Keynote | Technical
End-to-End “Exactly Once” with Heron & Pulsar
Thursday 16th | 17:20 - 17:50 | Theatre 25
Heron is an open-source streaming engine, employed by Twitter, Microsoft and Google, to process billions of events every day. Events are processed the moment they are generated to provide results immediately. Streamlio has recently collaborated with Twitter to add exactly once to Heron. However, to truly provide exactly once, the solution must be end-to-end. Streamlio solves this piece of the puzzle with Apache Pulsar (incubating), an enterprise grade message system from Yahoo!.
In this talk, Ivan will explain what exactly-once is, how it is implemented in Heron, and how Pulsar enables the Streamlio platform to provide exactly-one from end to end.
Faster event processing means your business can react to changes quicker.
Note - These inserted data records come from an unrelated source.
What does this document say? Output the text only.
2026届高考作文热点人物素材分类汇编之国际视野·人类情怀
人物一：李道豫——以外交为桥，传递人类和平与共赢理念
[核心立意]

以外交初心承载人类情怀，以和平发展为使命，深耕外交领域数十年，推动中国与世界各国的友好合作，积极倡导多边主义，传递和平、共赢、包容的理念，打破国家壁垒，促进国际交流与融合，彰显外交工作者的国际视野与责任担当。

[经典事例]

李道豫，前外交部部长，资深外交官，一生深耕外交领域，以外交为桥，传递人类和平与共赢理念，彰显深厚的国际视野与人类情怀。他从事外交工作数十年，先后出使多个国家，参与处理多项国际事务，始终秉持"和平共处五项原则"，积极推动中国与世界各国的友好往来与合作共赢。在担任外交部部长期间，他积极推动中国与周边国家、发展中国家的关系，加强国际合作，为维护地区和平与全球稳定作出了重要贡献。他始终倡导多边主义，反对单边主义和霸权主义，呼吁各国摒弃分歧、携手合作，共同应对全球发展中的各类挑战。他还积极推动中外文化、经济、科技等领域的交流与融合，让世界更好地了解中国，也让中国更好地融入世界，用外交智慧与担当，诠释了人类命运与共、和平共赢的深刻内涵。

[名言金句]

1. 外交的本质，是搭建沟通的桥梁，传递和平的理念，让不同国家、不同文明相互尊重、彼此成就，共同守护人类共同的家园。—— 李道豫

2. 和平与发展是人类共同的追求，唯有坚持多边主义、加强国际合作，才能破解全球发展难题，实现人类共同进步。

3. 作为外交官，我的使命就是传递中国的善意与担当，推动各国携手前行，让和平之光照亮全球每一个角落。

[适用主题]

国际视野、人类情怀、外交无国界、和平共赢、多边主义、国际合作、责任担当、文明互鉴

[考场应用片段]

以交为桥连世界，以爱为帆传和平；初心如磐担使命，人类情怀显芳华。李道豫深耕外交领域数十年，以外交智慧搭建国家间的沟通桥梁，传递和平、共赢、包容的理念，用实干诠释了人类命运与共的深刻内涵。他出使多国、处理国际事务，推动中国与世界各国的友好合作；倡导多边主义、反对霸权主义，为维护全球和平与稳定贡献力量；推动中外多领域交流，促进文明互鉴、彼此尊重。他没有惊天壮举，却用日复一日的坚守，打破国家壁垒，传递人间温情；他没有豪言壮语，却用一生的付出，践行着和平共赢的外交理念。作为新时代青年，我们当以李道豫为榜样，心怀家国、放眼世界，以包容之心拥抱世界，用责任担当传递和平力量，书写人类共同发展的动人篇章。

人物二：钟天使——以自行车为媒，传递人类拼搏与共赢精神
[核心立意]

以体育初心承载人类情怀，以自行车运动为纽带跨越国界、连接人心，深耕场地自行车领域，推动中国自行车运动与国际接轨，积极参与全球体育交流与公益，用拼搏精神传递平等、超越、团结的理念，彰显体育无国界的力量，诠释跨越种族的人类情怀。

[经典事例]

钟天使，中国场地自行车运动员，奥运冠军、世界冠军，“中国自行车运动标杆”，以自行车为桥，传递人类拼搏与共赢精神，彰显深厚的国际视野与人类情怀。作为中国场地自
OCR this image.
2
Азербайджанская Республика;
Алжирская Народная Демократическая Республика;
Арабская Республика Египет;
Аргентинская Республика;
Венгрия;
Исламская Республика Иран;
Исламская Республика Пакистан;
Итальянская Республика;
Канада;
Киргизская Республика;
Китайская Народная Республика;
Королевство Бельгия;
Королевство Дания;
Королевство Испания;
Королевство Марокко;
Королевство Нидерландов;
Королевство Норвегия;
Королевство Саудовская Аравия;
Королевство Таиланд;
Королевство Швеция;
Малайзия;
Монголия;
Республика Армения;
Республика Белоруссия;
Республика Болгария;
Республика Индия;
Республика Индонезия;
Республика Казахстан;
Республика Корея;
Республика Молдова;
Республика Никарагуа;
However, this speed often comes at the cost of accuracy, with some events lost and some processed multiple times. There are use cases where it is absolutely essential that an event is processed only once. Streamlio has recently collaborated with Twitter to add exactly-once processing to Heron.
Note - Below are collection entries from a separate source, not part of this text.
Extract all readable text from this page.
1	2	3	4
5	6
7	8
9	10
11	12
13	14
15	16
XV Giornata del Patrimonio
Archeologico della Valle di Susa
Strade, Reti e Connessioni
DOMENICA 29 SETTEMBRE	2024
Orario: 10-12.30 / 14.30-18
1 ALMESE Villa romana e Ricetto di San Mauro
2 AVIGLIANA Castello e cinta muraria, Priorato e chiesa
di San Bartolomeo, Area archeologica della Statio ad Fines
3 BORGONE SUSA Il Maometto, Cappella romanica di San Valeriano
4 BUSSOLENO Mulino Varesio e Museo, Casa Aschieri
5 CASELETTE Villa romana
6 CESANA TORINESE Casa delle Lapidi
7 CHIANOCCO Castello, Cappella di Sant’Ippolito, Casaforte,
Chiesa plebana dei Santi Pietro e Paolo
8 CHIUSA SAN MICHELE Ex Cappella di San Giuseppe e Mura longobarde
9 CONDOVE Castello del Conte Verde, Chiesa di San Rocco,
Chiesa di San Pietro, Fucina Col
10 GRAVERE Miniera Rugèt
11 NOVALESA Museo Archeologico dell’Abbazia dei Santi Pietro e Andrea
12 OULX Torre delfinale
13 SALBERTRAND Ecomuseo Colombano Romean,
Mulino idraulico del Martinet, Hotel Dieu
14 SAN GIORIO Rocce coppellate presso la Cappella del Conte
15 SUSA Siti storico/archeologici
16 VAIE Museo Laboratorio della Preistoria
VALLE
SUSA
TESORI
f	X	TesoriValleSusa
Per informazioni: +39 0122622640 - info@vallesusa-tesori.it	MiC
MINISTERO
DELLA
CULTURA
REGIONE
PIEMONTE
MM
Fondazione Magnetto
However, event processing is only one piece of the puzzle. To provide end-to-end exactly-once, events production must be idempotent. Furthermore, it must be possible to replay events from an arbitrary point to handle failure cases. Pulsar solves exactly this problem. Pulsar is an enterprise grade messaging system, originally created, and heavily used in production by Yahoo!. Pulsar is now a Apache incubating project.
In this talk, Ivan will discuss use cases and tradeoffs of exactly-once, and how it differs from the other semantics in Heron. He will describe the architecture Pulsar and the guarantees it provides. Finally, he will show how Streamlio have combined Heron and Pulsar to create an end-to-end solution for exactly-once stream processing.